A heap is a table without a clustered index. One or more nonclustered indexes can be created on tables stored as a heap. Data is stored in the heap without specifying an order. Usually data is initially stored in the order in which the rows are inserted. However, the Database Engine can move data around in the heap to store the rows efficiently. In query results, data order cannot be predicted. To guarantee the order of rows returned from a heap, use the ORDER BY
clause. To specify a permanent logical order for storing the rows, create a clustered index on the table, so that the table is not a heap.
Note - There are sometimes good reasons to leave a table as a heap instead of creating a clustered index, but using heaps effectively is an advanced skill. Most tables should have a carefully chosen clustered index unless a good reason exists for leaving the table as a heap.
Quick definitions
- Heap: A table without a clustered index.

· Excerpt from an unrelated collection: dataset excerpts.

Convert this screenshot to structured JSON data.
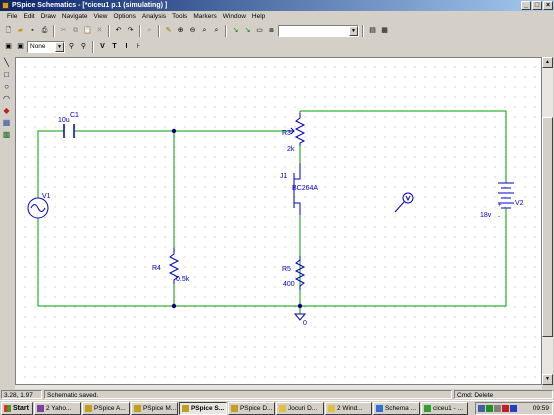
{
  "window": {
    "title": "PSpice Schematics - [*ciceu1  p.1 (simulating) ]",
    "minimize_icon": "minimize-icon",
    "maximize_icon": "maximize-icon",
    "close_icon": "close-icon"
  },
  "menu": [
    "File",
    "Edit",
    "Draw",
    "Navigate",
    "View",
    "Options",
    "Analysis",
    "Tools",
    "Markers",
    "Window",
    "Help"
  ],
  "toolbar": {
    "combo_value": "",
    "layer_combo_value": "None",
    "attr_v": "V",
    "attr_t": "T",
    "attr_i": "I"
  },
  "schematic": {
    "parts": {
      "c1_name": "C1",
      "c1_value": "10u",
      "v1_name": "V1",
      "r4_name": "R4",
      "r4_value": "0.5k",
      "r3_name": "R3",
      "r3_value": "2k",
      "j1_name": "J1",
      "j1_value": "BC264A",
      "r5_name": "R5",
      "r5_value": "400",
      "v2_name": "V2",
      "v2_value": "18v",
      "v2_plus": "+",
      "v2_minus": "-",
      "ground_label": "0"
    },
    "colors": {
      "wire": "#00a000",
      "component": "#0000c0",
      "junction": "#000080"
    }
  },
  "status": {
    "coords": "3.28, 1.97",
    "message": "Schematic saved.",
    "cmd": "Cmd: Delete"
  },
  "taskbar": {
    "start": "Start",
    "tasks": [
      "2 Yaho...",
      "PSpice A...",
      "PSpice M...",
      "PSpice S...",
      "PSpice D...",
      "Jocuri D...",
      "2 Wind...",
      "Schema ...",
      "ciceu1 - ..."
    ],
    "clock": "09:59"
  }
}
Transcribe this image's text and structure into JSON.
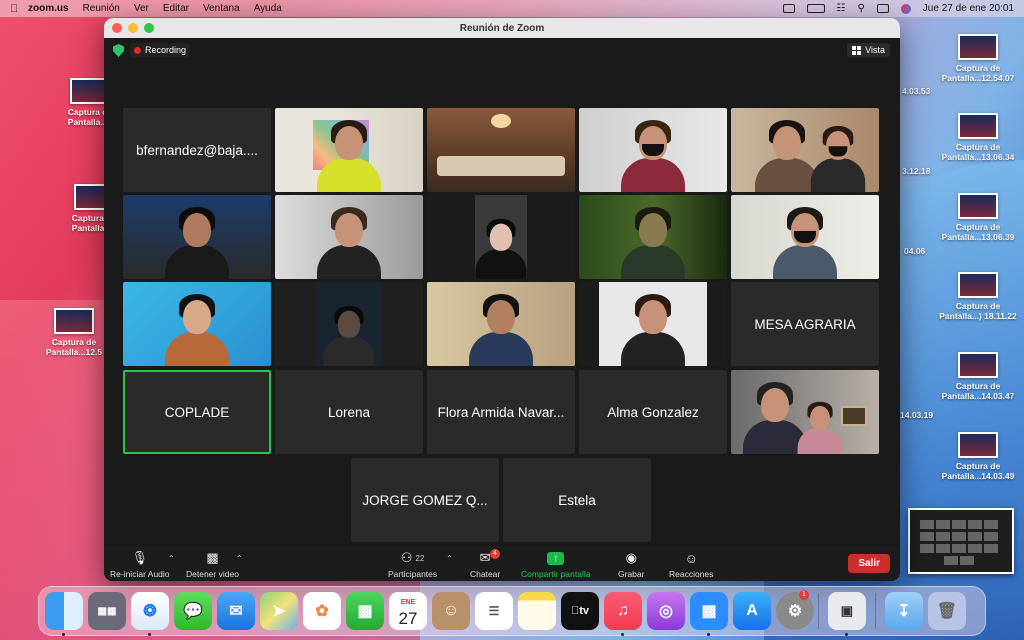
{
  "menubar": {
    "app_name": "zoom.us",
    "items": [
      "Reunión",
      "Ver",
      "Editar",
      "Ventana",
      "Ayuda"
    ],
    "clock": "Jue 27 de ene  20:01"
  },
  "desktop": {
    "left_icons": [
      {
        "line1": "Captura de",
        "line2": "Pantalla...1"
      },
      {
        "line1": "Captura de",
        "line2": "Pantalla...1"
      },
      {
        "line1": "Captura de",
        "line2": "Pantalla...12.5"
      }
    ],
    "right_icons": [
      {
        "line1": "Captura de",
        "line2": "Pantalla...12.54.07"
      },
      {
        "line1": "Captura de",
        "line2": "Pantalla...13.06.34"
      },
      {
        "line1": "Captura de",
        "line2": "Pantalla...13.06.39"
      },
      {
        "line1": "Captura de",
        "line2": "Pantalla...) 18.11.22"
      },
      {
        "line1": "Captura de",
        "line2": "Pantalla...14.03.47"
      },
      {
        "line1": "Captura de",
        "line2": "Pantalla...14.03.49"
      }
    ],
    "peek_labels": [
      "4.03.53",
      "3.12.18",
      "04.06",
      "14.03.19"
    ]
  },
  "window": {
    "title": "Reunión de Zoom",
    "recording_label": "Recording",
    "view_label": "Vista"
  },
  "participants": [
    {
      "name": "bfernandez@baja....",
      "video": false
    },
    {
      "name": "",
      "video": true
    },
    {
      "name": "",
      "video": true
    },
    {
      "name": "",
      "video": true
    },
    {
      "name": "",
      "video": true
    },
    {
      "name": "",
      "video": true
    },
    {
      "name": "",
      "video": true
    },
    {
      "name": "",
      "video": true
    },
    {
      "name": "",
      "video": true
    },
    {
      "name": "",
      "video": true
    },
    {
      "name": "",
      "video": true
    },
    {
      "name": "",
      "video": true
    },
    {
      "name": "",
      "video": true
    },
    {
      "name": "",
      "video": true
    },
    {
      "name": "MESA AGRARIA",
      "video": false
    },
    {
      "name": "COPLADE",
      "video": false,
      "active_speaker": true
    },
    {
      "name": "Lorena",
      "video": false
    },
    {
      "name": "Flora Armida Navar...",
      "video": false
    },
    {
      "name": "Alma Gonzalez",
      "video": false
    },
    {
      "name": "",
      "video": true
    },
    {
      "name": "JORGE GOMEZ Q...",
      "video": false
    },
    {
      "name": "Estela",
      "video": false
    }
  ],
  "toolbar": {
    "audio_label": "Re-iniciar Audio",
    "video_label": "Detener video",
    "participants_label": "Participantes",
    "participants_count": "22",
    "chat_label": "Chatear",
    "chat_badge": "4",
    "share_label": "Compartir pantalla",
    "record_label": "Grabar",
    "reactions_label": "Reacciones",
    "leave_label": "Salir"
  },
  "dock": {
    "calendar_month": "ENE",
    "calendar_day": "27",
    "tv_label": "tv",
    "settings_badge": "1"
  },
  "colors": {
    "active_speaker": "#2ec24a",
    "share_green": "#1fb84c",
    "leave_red": "#c9302c",
    "recording_red": "#e02a2a"
  }
}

Rows are stored unordered.
- Clustered Table: A table with a clustered index, where the data rows are physically stored in order of the clustered key.
When is a Heap better?
- Fast inserts: Since there's no index maintenance for clustered keys, inserts can be slightly faster.
- Staging or temporary data: When you bulk load data and then drop the table or quickly process it.
- Simple tables with no key or access pattern: If you don’t query the table often or do only full scans, heaps can be okay.
When is a Clustered Table better?
- Range queries: If you frequently query ranges of data (e.g., date ranges), clustered indexes help a lot.
- Seek performance: Clustered indexes allow fast lookups by the key.
- Avoiding forwarding pointers: In heaps, when a row is updated and grows in size, it can get moved, leaving a forwarding pointer which can slow reads.
- Secondary indexes: Nonclustered indexes on heaps store the row identifier (RID), which is less stable and can lead to more fragmentation and overhead than the clustered key in a clustered table.
Summary / Recommendations
- In general, clustered tables (tables with a clustered index) are preferred in OLTP systems for efficient querying and better maintenance.
- Heaps can be useful in some ETL, staging, or append-only scenarios.
- Avoid heaps if your workload involves many updates or you need good seek performance.